Le Gouvernement d’Edouard Philippe versera le 15 mai une « aide d’urgence » de 150 euros par famille bénéficiaire du RSA ou de l’Allocation de solidarité spécifique (ASS), à laquelle s’ajouteront 100 euros par enfant, a annoncé mercredi le Premier ministre. Les familles qui ne bénéficient ni du RSA ni de l’ASS, mais qui touchent des aides au logement, percevront de leur côté 100 euros par enfant, a indiqué le chef du gouvernement, précisant que ces aides d’urgence profiteront au total à « plus de quatre millions de foyers ».

Leur versement « sera automatique, sans qu’aucune démarche ne soit nécessaire », a encore indiqué Edouard Philippe, soulignant avec une générosité verbale que le gouvernement avait « entendu l’appel des associations de lutte contre la pauvreté ». Cette « aide exceptionnelle de solidarité », qui coûtera près d’un milliard d’euros à l’Etat, vise à répondre aux conséquences de la crise épidémique et du confinement sur les budgets des ménages les plus modestes, a précisé de son côté le ministre de la Santé, Olivier Véran.

La question soulevée par les internautes, concernant par exemple les allocataires du RSA, est : « En quoi leur situation a-t-elle évolué avec ou sans pandémie ? ». Des internautes interpellent : « Le coronavirus a-t-il supprimé, diminué, les prestations sociales qui jusque là étaient attribuées aux allocataires du RSA ? La réponse est évidemment non. Alors, pourquoi cette prime, qui aurait été plus logique d’attribuer à tous les personnels soignants, quels qu’ils soient, où qu’ils soient, ainsi qu’aux étudiants.

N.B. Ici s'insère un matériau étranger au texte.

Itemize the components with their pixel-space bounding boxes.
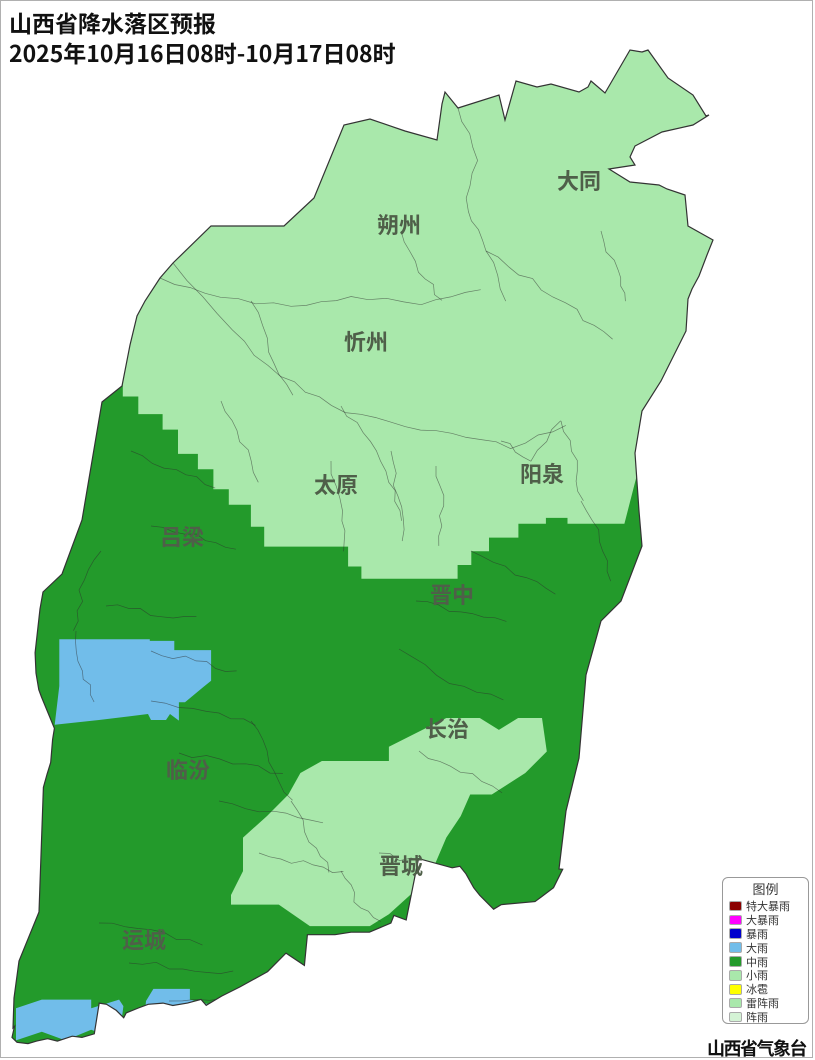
svg-text:晋城: 晋城 — [379, 849, 423, 881]
svg-text:阳泉: 阳泉 — [520, 457, 564, 489]
svg-text:太原: 太原 — [314, 468, 358, 500]
svg-text:临汾: 临汾 — [166, 753, 210, 785]
svg-text:运城: 运城 — [122, 923, 166, 955]
svg-text:晋中: 晋中 — [430, 578, 474, 610]
svg-text:吕梁: 吕梁 — [160, 520, 204, 552]
svg-text:长治: 长治 — [425, 712, 469, 744]
svg-text:忻州: 忻州 — [344, 325, 388, 357]
svg-text:朔州: 朔州 — [377, 208, 421, 240]
svg-text:大同: 大同 — [557, 164, 601, 196]
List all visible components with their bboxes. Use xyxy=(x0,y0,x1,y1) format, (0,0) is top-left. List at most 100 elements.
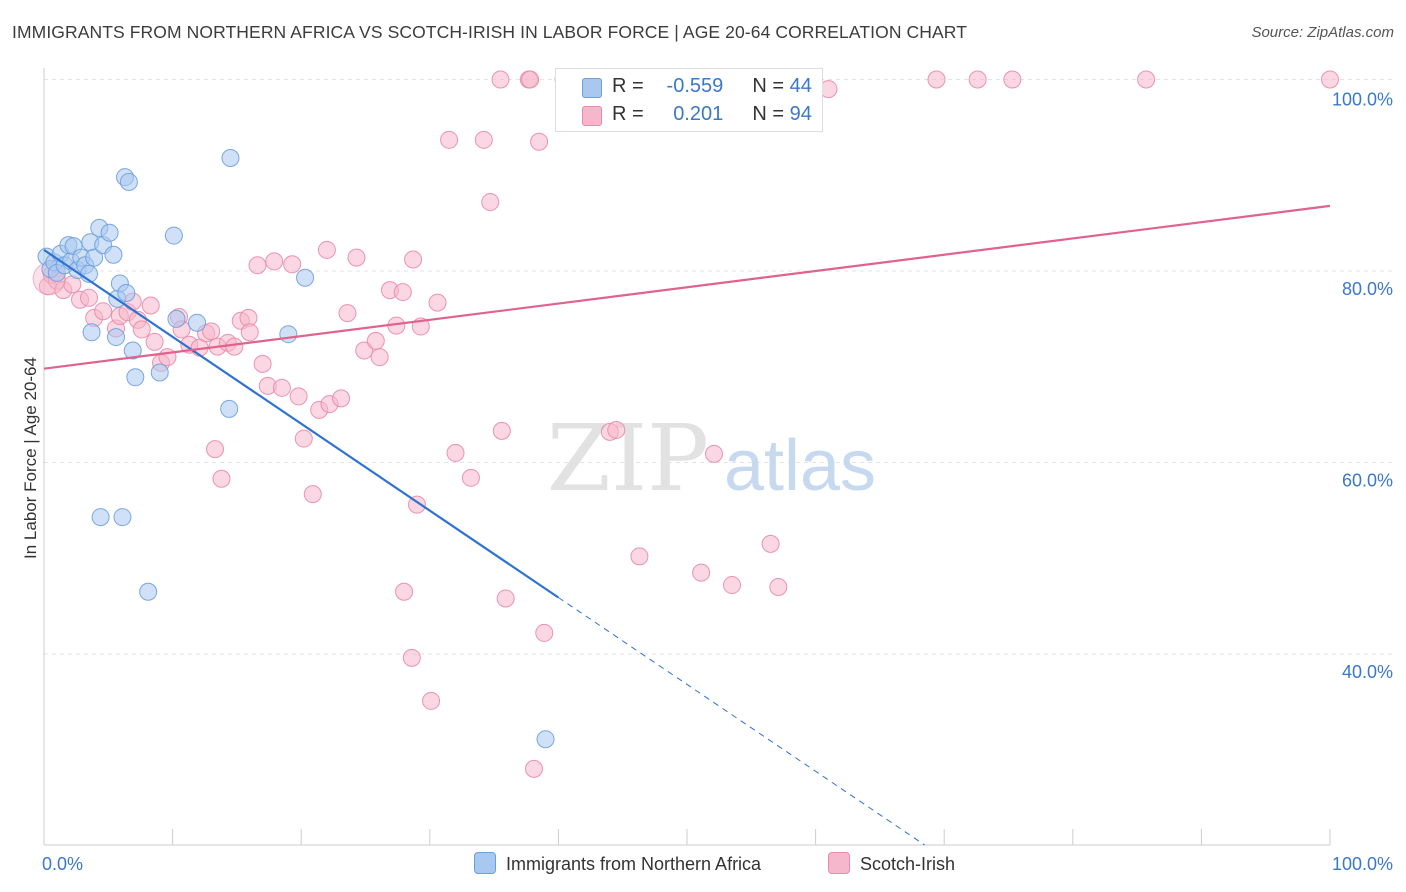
scotch-irish-point xyxy=(492,421,511,440)
watermark-zip: ZIP xyxy=(547,405,709,512)
scotch-irish-point xyxy=(481,193,500,212)
scotch-irish-point xyxy=(303,485,322,504)
northern-africa-point xyxy=(220,399,239,418)
northern-africa-point xyxy=(117,284,136,303)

Ces derniers sont souvent dans une situation d’extrême précarité, surtout celles et ceux qui ont perdu le job qui les faisait survivre pendant leurs études (…) ».

Si l’on prend à la lettre les explications du Gouvernement Edouard Philippe, toujours relevé sur la Toile : « Cela ne tient pas la route pour justifier l’attribution de ces primes aux allocataires du RSA et de certaines APL… Prenons dans le discours du Premier ministre juste cette phrase : « Du fait des tarifs sociaux dans les cantines scolaires, les familles ont des dépenses supplémentaires pendant la fermeture des écoles, puisqu’elles doivent nourrir leurs enfants à midi », a-t-il dit. Alors, à qui profite l’explosion de la distribution de colis alimentaires dans les nombreuses associations caritatives (Les Restos du Coeur, Secours Populaire, Secours Catholique, Croix-Rouge…) ? Aux nouveaux précaires : c’est-à-dire donc les artisans, les commerçants, les cafetiers-hôteliers-restaurateurs, les chefs d’entreprise, etc.-etc., les petits travailleurs indépendants qui sont eux vraiment à la rue parce que empêchés de travailler ? Tout cela n’est pas sérieux. C’est du foutage de gueule ! »

C’est en tout cas incompréhensible pour nombre d’internautes.

Visiblement, autant une prime identique de 1 500€ à tous les personnels soignants en cette période de crise parait totalement – et sans condition – justifiée, autant celle destinée aux allocataires du RSA fait débat, et c’est là le moins qu’on puisse dire, sur la Toile. Visiblement encore, les internautes ne comprennent pas cette aide financière qui selon eux « ne repose sur aucun justificatif pandémique ». Si ce n’est, affirme-t-on dans un groupe, « à faire un geste clientéliste électoral entre les deux tours des municipales »

Enfin, pour clore provisoirement ce chapitre, les Gilets jaunes sont de retour sur la Toile : « Incompréhensible tous ces milliards d’euros trouvés en quarante-huit heures pour être distribués de manière discriminante ! Pendant des mois, des retraités vêtus de Gilets jaunes, des travailleurs socialement exploités avec des rémunérations scandaleusement basses, ont manifesté pour obtenir juste un peu plus de quoi vivre décemment pour boucler leurs fins de mois… Sans rien obtenir ! Ou si peu… Sincèrement, il y a de quoi s’interroger sans être pour autant médisant ».